Il desiderio dell'orante è infatti indissolubilmente connesso con
la drammaticità di una prova, per tanti aspetti simile a quella
di chi ha sperimentato il compiersi su di sé del rigetto di Dio
e della maledizione, così come descrivono alcune lamentazioni esiliche
e post-esiliche (nel salterio di Qorah: Sal 43; 88; cf. inoltre
Gio 2,3-10; Sal 77; 143; Lam 3).
Tuttavia,
la frequenza di formule stereotipe e convenzionali caratteristiche
del genere letterario non rende possibile una ricostruzione storica
in senso univoco, ma consente d'altro lato l'appropriazione della
sequenza in chiave personale e liturgica, per una sua riattualizzazione
in qualsiasi esperienza di lontananza / desiderio. La sequenza non
è per questo priva di vigore poetico, come attesta la sua celebrità
nella storia dell'esegesi e della spiritualità occidentale. Interessante
è soprattutto la forma del dialogo interiore, da cui traspare una
lucida autocoscienza del movimento frequentemente circolare delle
vibrazioni del mondo emotivo, e la confluenza nel desiderio di Dio
di una vasta gamma di sentimenti e di dinamiche spirituali: dal
ripiegamento sulla gioia di un tempo con i movimenti regressivi
della nostalgia e del rimpianto, al recupero - per tanti aspetti
inspiegabile -- della speranza che riemerge dal contatto con le
memorie del passato; dall'abbattimento sotto i flutti della prova,
all'ardire di questionare Dio nel suo agire contraddittorio rispetto
alla sua hesed; dall'invocazione dell'intervento di Dio
giudice difensore della vittima, all'anticipo dell'allegrezza del
compimento del voto di rendimento di grazie. I Sal 42 - 43 si prestano
in tal modo allo studio dei sentimenti e alla loro rilevanza nell'esperienza
della preghiera.
La
dinamica del desiderio di Dio emerge plasticamente non solo nella
sua articolazione con l'assenza e la prova, ma anche con il tempo
e lo spazio, le coordinate fondamentali della vita umana. Il desiderio
unifica il tempo dell'uomo attraversandone il passato ed orientando
il presente verso il futuro (Sal 42,5.6.9.12; 43.5), protendendo
dalla lontananza (descritta con immagini misteriose di regioni del
Nord e metafore mitiche dell'annegamento e della dissoluzione, Sal
42,7-8) verso il centro dove Dio abita, il Tempio, luogo della comunione,
della reciprocità e della gioia (Sal 42,4).
Le
ripetizioni di formule uguali che ritmano la sequenza, soprattutto
le tre ricorrenze del ritornello, non sono solo caratteristiche
retoriche formali, ma risultano significative proprio nella rappresentazione
di una dinamica antropologica nei suoi caratteri ciclici e ripetitivi.

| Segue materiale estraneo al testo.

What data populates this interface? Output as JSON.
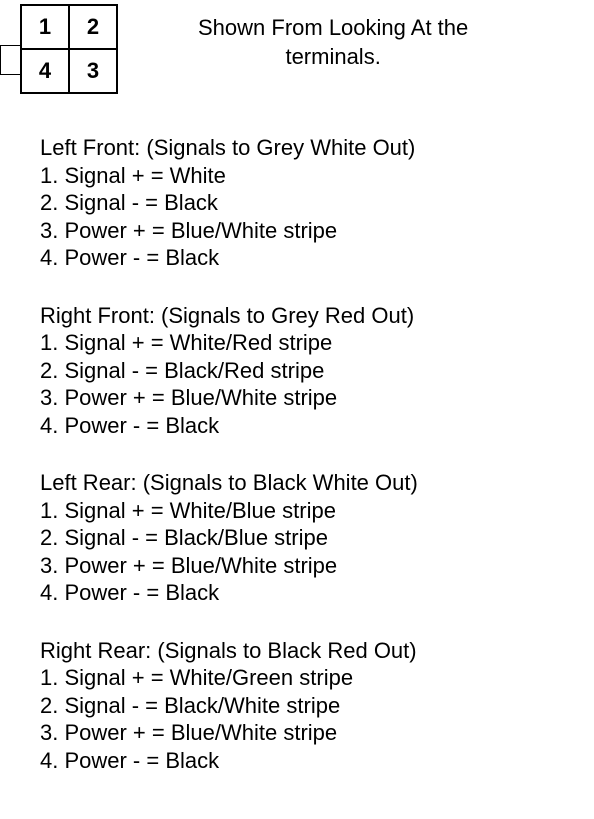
{
  "terminal_diagram": {
    "cells": [
      "1",
      "2",
      "4",
      "3"
    ],
    "cell_border_color": "#000000",
    "cell_font_size": 22,
    "cell_font_weight": "bold"
  },
  "caption": {
    "line1": "Shown From Looking At the",
    "line2": "terminals."
  },
  "sections": [
    {
      "title": "Left Front: (Signals to Grey White Out)",
      "lines": [
        "1. Signal + = White",
        "2. Signal - = Black",
        "3. Power + = Blue/White stripe",
        "4. Power - = Black"
      ]
    },
    {
      "title": "Right Front: (Signals to Grey Red Out)",
      "lines": [
        "1. Signal + = White/Red stripe",
        "2. Signal - = Black/Red stripe",
        "3. Power + = Blue/White stripe",
        "4. Power - = Black"
      ]
    },
    {
      "title": "Left Rear: (Signals to Black White Out)",
      "lines": [
        "1. Signal + = White/Blue stripe",
        "2. Signal - = Black/Blue stripe",
        "3. Power + = Blue/White stripe",
        "4. Power - = Black"
      ]
    },
    {
      "title": "Right Rear: (Signals to Black Red Out)",
      "lines": [
        "1. Signal + = White/Green stripe",
        "2. Signal - = Black/White stripe",
        "3. Power + = Blue/White stripe",
        "4. Power - = Black"
      ]
    }
  ],
  "colors": {
    "background": "#ffffff",
    "text": "#000000",
    "border": "#000000"
  },
  "typography": {
    "body_font_size": 22,
    "font_family": "Arial"
  }
}
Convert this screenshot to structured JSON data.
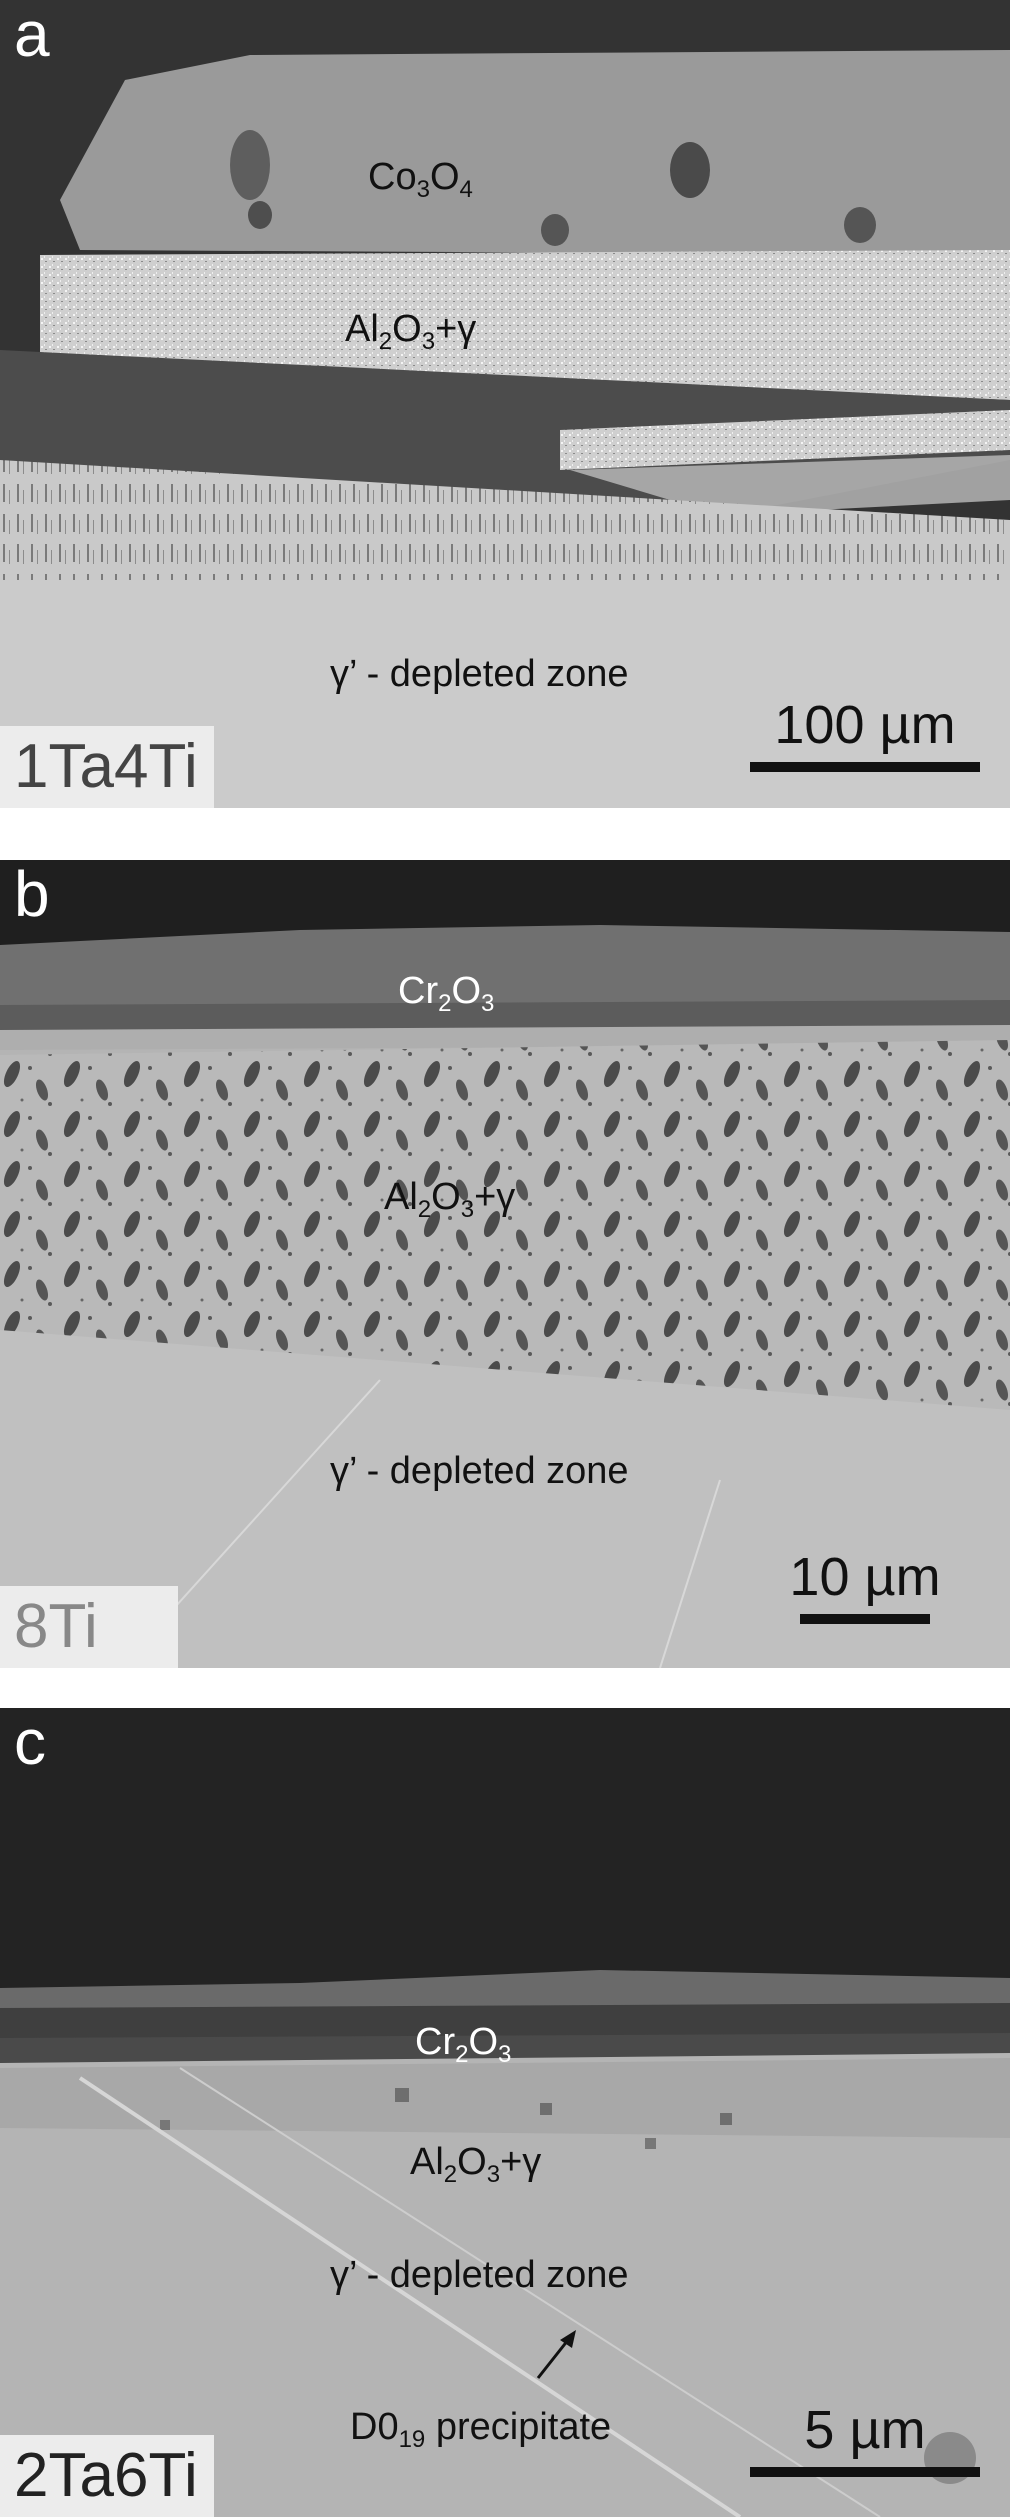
{
  "panels": [
    {
      "letter": "a",
      "sample": "1Ta4Ti",
      "scale_bar": "100 µm",
      "labels": {
        "top_oxide": {
          "base": "Co",
          "s1": "3",
          "mid": "O",
          "s2": "4",
          "tail": ""
        },
        "mixed": {
          "base": "Al",
          "s1": "2",
          "mid": "O",
          "s2": "3",
          "tail": "+γ"
        },
        "zone": "γ’  - depleted zone"
      }
    },
    {
      "letter": "b",
      "sample": "8Ti",
      "scale_bar": "10 µm",
      "labels": {
        "top_oxide": {
          "base": "Cr",
          "s1": "2",
          "mid": "O",
          "s2": "3",
          "tail": ""
        },
        "mixed": {
          "base": "Al",
          "s1": "2",
          "mid": "O",
          "s2": "3",
          "tail": "+γ"
        },
        "zone": "γ’  - depleted zone"
      }
    },
    {
      "letter": "c",
      "sample": "2Ta6Ti",
      "scale_bar": "5 µm",
      "labels": {
        "top_oxide": {
          "base": "Cr",
          "s1": "2",
          "mid": "O",
          "s2": "3",
          "tail": ""
        },
        "mixed": {
          "base": "Al",
          "s1": "2",
          "mid": "O",
          "s2": "3",
          "tail": "+γ"
        },
        "zone": "γ’  - depleted zone",
        "precipitate": {
          "base": "D0",
          "sub": "19",
          "tail": " precipitate"
        }
      }
    }
  ]
}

È significativo, infatti, il fatto che al termine della composizione
ritorni una formula di autoesortazione alla speranza e alla certezza
del compimento del desiderio, dopo l'anticipazione esultante della
gioia del ritorno al Monte di Sion. La percezione di una separazione
dalla Presenza che sazia pienamente ogni anelito è una condizione
che non abbandonerà mai l'esperienza dell'uomo, quale essere di
desiderio: sempre la persona dell'uomo aspirerà all'incontro con
il Tu, di cui non ha pienamente esperienza, se non come una certezza
promessa per sempre, anche nelle lacrime o nell'incipiente realizzazione
del suo anelito.
L'apporto
più significativo della dissertazione si situa così nella coniugazione
dell'accuratezza dell'analisi con le prospettive ermeneutiche che
vengono aperte in prospettiva antropologica, raccolte nelle brevi
sintesi che concludono le varie parti dell'esposizione.